Scientists have developed a machine learning algorithm that may help find the original hosts of viruses. It is hoped that the new tool could help inform preventive measures against deadly diseases.
The new research, led by the University of Glasgow, uses a new algorithm designed to use viral genome sequences to predict the likely natural host for a broad spectrum of RNA viruses – the viral group that most often jumps from animals to humans.
The paper, co-authored by Simon Babayan, Richard Orton and Daniel Streicker, ‘Predicting reservoir hosts and arthropod vectors from evolutionary signatures in RNA virus genomes’ is published in Science.
Accelerating virus analysis
Finding the source of viruses from genome sequences can take years of intensive field research and laboratory work. These delays can make it difficult to implement preventive measures such as vaccinating the animal sources of disease or preventing dangerous contact between species.
Researchers studied the genomes of over 500 viruses to train machine learning algorithms to match patterns embedded in the viral genomes to their animal origins.

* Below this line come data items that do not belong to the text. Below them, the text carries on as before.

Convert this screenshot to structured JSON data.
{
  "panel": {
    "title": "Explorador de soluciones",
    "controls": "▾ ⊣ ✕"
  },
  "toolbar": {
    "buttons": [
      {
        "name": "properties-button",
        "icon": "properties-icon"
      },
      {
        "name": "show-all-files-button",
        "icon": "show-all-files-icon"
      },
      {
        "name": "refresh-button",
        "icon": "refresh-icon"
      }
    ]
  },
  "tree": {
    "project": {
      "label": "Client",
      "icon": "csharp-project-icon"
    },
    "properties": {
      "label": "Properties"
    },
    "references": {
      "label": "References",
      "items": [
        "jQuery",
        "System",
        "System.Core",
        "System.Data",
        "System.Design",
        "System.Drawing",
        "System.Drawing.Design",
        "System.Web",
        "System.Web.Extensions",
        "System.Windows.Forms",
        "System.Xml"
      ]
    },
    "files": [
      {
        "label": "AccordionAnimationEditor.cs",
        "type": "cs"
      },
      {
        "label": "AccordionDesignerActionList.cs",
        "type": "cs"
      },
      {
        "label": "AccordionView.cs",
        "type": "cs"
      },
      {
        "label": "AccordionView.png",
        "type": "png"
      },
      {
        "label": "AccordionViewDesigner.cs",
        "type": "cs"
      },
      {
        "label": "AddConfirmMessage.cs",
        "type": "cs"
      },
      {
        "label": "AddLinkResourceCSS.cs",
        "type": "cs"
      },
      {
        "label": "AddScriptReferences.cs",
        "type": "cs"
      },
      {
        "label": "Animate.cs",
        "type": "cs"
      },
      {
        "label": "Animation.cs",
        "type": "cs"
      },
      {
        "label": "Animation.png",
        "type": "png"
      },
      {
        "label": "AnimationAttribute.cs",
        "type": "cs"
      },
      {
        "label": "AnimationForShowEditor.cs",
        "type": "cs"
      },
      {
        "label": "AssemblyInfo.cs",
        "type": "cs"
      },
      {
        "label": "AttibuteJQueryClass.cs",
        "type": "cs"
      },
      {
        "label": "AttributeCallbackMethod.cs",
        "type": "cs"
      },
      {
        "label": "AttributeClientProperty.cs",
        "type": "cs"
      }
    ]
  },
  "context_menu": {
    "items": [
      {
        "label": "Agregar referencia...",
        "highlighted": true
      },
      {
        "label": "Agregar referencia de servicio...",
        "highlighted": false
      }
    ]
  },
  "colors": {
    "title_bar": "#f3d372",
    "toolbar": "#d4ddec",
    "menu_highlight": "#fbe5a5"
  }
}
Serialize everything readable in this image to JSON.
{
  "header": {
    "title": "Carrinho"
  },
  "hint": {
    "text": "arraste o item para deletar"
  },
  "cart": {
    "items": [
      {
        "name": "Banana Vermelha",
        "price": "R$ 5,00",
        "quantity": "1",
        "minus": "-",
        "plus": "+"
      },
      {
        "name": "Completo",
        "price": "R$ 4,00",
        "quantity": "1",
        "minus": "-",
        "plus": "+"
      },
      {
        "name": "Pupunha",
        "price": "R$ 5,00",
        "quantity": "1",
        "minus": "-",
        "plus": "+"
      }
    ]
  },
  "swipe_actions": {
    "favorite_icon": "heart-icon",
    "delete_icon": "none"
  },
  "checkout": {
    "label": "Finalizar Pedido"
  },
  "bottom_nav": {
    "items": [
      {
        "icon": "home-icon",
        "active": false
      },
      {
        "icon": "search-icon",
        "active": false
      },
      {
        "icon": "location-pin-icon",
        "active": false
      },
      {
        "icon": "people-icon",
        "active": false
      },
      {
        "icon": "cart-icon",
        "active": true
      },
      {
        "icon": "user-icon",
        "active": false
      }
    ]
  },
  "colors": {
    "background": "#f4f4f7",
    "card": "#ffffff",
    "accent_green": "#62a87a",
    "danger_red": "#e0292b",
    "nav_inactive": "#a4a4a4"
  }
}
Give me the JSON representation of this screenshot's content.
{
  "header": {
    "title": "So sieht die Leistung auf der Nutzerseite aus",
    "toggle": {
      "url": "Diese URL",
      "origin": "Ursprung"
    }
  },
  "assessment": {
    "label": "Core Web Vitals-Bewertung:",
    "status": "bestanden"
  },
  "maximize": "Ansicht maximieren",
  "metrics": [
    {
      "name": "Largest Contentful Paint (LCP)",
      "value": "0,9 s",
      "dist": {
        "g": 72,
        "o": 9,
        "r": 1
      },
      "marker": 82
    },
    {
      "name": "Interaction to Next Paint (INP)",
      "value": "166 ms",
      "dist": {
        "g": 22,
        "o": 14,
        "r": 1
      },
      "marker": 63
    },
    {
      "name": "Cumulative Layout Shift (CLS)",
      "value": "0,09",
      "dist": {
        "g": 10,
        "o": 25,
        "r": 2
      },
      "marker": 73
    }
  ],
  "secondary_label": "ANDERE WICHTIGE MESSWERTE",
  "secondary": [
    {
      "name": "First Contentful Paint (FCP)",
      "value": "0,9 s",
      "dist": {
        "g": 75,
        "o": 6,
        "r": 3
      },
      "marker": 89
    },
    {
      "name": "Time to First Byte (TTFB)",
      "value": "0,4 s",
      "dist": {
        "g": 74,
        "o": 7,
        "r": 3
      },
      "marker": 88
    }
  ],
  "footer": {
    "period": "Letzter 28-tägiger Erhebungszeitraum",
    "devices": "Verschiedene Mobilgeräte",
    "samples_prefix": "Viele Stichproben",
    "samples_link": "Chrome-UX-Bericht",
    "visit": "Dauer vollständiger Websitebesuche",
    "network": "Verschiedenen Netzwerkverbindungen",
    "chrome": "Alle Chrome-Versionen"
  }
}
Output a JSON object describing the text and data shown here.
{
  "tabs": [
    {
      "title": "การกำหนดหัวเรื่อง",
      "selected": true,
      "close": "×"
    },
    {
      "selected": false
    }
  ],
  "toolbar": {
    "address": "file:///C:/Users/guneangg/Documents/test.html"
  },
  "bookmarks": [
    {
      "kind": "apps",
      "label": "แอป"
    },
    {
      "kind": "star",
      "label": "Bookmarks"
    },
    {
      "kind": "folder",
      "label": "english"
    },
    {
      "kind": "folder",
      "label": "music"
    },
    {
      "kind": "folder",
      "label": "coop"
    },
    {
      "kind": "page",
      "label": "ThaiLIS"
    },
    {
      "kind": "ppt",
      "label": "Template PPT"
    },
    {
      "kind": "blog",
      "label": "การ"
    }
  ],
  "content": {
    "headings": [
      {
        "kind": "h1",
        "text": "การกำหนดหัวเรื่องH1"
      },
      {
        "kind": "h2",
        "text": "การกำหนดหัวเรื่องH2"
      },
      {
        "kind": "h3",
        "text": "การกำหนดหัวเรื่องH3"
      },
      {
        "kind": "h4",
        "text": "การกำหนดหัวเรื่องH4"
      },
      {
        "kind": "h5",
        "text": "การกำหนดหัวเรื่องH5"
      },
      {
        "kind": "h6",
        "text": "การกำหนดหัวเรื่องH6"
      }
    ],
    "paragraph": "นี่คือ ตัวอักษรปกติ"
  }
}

These models were able to accurately predict which animal reservoir host each virus came from, whether the virus required the bite of a blood-feeding vector and, if so, whether the vector is a tick, mosquito, midge, or sandfly.
Next, researchers applied the models to viruses for which the hosts and vectors are not yet known, such as Crimean Congo Hemorrhagic Fever, Zika and MERS. The model-predicted hosts often confirmed the current best guesses in each field.
The research found that two of the four species of Ebola which were presumed to have a bat reservoir actually had equal or stronger support as primate viruses, which could point to a non-human primate, rather than a bat, source of some Ebola outbreaks.
Earlier interventions
Dr Daniel Streicker, the senior author of the study from the MRC-University of Glasgow Centre for Virus Research and Institute of Biodiversity, Animal Health and Comprative Medicine, said:
“Genome sequences are just about the first piece of information available when viruses emerge, but until now they have mostly been used to identify viruses and study their spread.
“Being able to use those genomes to predict the natural ecology of viruses means we can rapidly narrow the search for their animal reservoirs and vectors, which ultimately means earlier interventions that might prevent viruses from emerging all together or stop their early spread.”
The researchers are now developing a web application that will allow scientists from anywhere in the world to submit their virus sequences and get rapid predictions for reservoir hosts, vectors and transmission routes.
Internet of Business says
AI is fast gaining traction in healthcare, particularly in diagnostics, where the technology is able to spot patterns and anomalies in medical scans that a human healthcare professional might miss.
Yet, using machine learning to predict virus hosts, based on evolutionary signatures in their genomes, is also showing clear potential – taking healthcare AI use cases outside the hospital.
The prospect of more quickly identifying a viruses source could play a key part in quickly combating the rapid spread of viruses by better understanding their origins.
The vast quantities of data associated for DNA and RNA make them candidates for AI training and analysis. We expect to see further advancements into the use of AI in DNA research in the near future, and with it the ethical questions that greater insight into DNA will undoubtedly raise.